Review of their gig in Whelan's, Dublin, 10th February 2005
A fine Thursday night jaunt from the latest Irish act to perfect the surly rock sound.
The CLUAS Verdict?
7 out of 10
It is the start of Spring, even if the weather defies Mother Nature, and at this stage of every year bands sprout up like flowers amongst the weeds. From February onwards, new bands are plugged throughout the media for weeks on end and more established acts release new material & start out on touring duties. So expect to be swamped with interviews/reviews/articles on the hottest new bands (Bloc Party are currently leading the way) and some who might grab your attention (like Mainline) over the next while.
As the venue slowly filled up, it was obvious by some neutral comments muttered that many people were here just on the hype that currently surrounds Mainline. Vague expressions masked the faces of the few who were subjected to the dreadful background music and the non-appearance of a support act. The clock was ticking close to ten when the main act arrived through a hiss of smoke. All of the band members were attired in similar leather jackets and new-age style mullet haircuts. They looked like a gang of biker's kids making a pit stop to refuel and maybe rock out for a little while. Rock quickly became the definitive word though.

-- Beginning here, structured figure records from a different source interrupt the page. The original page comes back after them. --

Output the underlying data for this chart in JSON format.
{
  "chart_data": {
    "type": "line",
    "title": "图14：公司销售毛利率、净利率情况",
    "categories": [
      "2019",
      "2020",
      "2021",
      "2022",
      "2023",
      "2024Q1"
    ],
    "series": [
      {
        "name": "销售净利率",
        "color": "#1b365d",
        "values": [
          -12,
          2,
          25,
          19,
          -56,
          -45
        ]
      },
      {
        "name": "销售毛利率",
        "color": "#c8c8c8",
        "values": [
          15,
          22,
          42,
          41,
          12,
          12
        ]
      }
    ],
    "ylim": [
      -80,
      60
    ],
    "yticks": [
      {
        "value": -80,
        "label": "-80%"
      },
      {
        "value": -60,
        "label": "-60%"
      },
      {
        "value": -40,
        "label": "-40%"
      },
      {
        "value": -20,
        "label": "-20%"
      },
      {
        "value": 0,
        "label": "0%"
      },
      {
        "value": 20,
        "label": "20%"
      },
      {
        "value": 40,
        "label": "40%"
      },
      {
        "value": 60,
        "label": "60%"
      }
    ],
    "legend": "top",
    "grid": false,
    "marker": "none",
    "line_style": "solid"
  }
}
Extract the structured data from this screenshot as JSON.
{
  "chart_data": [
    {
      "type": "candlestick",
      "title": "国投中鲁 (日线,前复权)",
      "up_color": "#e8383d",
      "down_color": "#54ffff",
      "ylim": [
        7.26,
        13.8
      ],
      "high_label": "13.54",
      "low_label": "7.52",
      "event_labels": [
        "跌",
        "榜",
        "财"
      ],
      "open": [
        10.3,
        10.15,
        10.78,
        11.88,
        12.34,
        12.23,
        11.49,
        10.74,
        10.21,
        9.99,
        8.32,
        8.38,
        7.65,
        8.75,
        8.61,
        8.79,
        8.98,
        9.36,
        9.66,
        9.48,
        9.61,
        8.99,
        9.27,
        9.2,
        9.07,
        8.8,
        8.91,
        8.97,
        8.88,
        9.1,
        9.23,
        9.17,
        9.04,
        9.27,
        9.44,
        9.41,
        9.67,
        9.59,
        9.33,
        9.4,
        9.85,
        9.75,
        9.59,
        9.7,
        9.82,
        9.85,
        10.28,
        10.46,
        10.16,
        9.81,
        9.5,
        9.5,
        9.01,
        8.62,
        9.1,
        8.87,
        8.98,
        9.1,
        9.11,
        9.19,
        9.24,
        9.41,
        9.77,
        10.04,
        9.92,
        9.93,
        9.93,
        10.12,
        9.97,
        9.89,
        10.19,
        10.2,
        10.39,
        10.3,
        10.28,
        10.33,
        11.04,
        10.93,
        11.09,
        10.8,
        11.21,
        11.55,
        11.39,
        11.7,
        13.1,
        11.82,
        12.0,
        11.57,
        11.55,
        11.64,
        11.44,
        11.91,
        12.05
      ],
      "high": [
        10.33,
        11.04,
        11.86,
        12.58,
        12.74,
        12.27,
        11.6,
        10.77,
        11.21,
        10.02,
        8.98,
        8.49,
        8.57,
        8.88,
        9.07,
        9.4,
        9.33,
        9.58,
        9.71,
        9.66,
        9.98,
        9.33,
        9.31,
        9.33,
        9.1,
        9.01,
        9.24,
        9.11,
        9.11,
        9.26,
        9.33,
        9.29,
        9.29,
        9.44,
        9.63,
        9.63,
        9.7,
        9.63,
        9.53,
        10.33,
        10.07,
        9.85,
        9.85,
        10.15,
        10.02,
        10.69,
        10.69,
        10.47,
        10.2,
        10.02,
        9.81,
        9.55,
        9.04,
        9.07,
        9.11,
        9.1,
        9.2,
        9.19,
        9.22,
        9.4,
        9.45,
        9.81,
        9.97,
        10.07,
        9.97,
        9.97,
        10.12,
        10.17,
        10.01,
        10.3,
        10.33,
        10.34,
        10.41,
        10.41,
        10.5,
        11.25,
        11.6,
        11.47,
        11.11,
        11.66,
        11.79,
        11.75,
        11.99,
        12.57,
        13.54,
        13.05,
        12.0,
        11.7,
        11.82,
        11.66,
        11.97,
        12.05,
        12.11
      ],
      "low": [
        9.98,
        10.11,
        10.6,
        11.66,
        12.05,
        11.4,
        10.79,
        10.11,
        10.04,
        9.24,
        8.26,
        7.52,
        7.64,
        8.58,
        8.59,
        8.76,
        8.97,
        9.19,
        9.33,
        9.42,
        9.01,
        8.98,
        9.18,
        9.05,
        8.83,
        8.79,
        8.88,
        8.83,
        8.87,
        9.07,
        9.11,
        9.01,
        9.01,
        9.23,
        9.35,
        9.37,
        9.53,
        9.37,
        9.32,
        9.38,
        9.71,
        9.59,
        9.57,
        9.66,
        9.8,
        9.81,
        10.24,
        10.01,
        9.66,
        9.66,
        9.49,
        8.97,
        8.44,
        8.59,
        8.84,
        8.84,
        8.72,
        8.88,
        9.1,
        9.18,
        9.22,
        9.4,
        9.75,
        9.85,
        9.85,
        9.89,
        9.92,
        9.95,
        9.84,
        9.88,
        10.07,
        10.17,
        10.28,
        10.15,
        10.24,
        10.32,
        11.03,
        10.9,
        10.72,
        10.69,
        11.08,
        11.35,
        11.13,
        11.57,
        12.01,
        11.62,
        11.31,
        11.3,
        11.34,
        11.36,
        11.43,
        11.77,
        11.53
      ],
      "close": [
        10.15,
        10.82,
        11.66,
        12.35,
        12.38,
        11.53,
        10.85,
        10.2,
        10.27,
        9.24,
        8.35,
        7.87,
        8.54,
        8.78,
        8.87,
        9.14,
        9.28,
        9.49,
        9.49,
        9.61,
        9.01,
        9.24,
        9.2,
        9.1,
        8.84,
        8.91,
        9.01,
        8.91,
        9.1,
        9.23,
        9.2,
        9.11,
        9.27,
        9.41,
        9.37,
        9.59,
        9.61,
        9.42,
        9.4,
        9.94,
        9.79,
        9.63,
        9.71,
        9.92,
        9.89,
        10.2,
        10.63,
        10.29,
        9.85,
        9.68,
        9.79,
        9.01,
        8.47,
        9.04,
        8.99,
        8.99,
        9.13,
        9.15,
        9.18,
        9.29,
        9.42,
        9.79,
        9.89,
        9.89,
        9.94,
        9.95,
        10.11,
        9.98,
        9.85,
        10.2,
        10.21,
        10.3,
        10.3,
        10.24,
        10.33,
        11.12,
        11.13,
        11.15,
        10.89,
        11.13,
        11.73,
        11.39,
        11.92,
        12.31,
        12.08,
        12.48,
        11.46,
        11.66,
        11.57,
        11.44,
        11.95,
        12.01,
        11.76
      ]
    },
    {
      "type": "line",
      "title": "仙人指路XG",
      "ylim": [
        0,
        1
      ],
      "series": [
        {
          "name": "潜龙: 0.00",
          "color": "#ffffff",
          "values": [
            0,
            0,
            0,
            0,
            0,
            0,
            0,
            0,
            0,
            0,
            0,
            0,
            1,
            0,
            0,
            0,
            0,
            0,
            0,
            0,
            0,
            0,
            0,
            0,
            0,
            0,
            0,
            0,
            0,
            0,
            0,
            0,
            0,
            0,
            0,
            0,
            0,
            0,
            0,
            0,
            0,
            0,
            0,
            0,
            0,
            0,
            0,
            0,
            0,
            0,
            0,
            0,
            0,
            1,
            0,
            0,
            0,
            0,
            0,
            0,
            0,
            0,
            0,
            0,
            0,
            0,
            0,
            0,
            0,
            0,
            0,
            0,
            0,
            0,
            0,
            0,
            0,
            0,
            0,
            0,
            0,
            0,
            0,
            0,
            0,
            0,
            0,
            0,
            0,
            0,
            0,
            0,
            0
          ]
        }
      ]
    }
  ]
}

Amps were cranked to the right and pedals were programmed to a grungy level before a wall of guitars started everything off.
Crammed onto the stage were six twenty somethings ready for battle with four guitars, keyboards and drums as their weapons of choice. A blue tint flickered just as the band opened with a soundtrack of Joy Division-styled cravings. The crowd started to warm to their sound straight away and the band fed off that energy. Rolling straight into the next track, more smoke fizzed out of the shadows thus creating a gloomy atmosphere. That atmosphere was further heightened on songs like 'Bounty' and 'Where The Ghosts Meet' where their sound came across as a large dosage of Black Rebel Motorcycle Club with some added punch.
One of the best things about Mainline is that their sound is very compact and all of the instruments gel well together. The keyboards stutter with a cloudy eeriness, the drums tap like a marcher's signature tune while the guitars dig deep and unveil a rugged intimacy. The lead vocals differ between a morbid Tim Burgess and a Velvet Underground-era Lou Reed, which suit the despondent lyrics.
'Mary Jane' and 'Re-birth' stand out as two of the stronger songs in their set due to a zip of enthusiasm in the vocals compared to previous mumblings on sections of earlier songs. All around the venue, the once expressionless faces now had a satisfied smirk in place.
Despite the lack of crowd interaction, Mainline are really good live performers. Taming a surly rock sound isn't an easy feat. This band do it really well, using the uneasy tone that Hope Of The States exploit so well and the downtrodden rock resolute of Jesus And The Mary Chain. This gig was a good introduction to the band's sound but their rock n' roll style exit (each member leaving the stage one by one dropping their instruments without any acknowledgement to the crowd) didn't do much to impress, and maybe even spoiled their final instrumental piece, which was really good.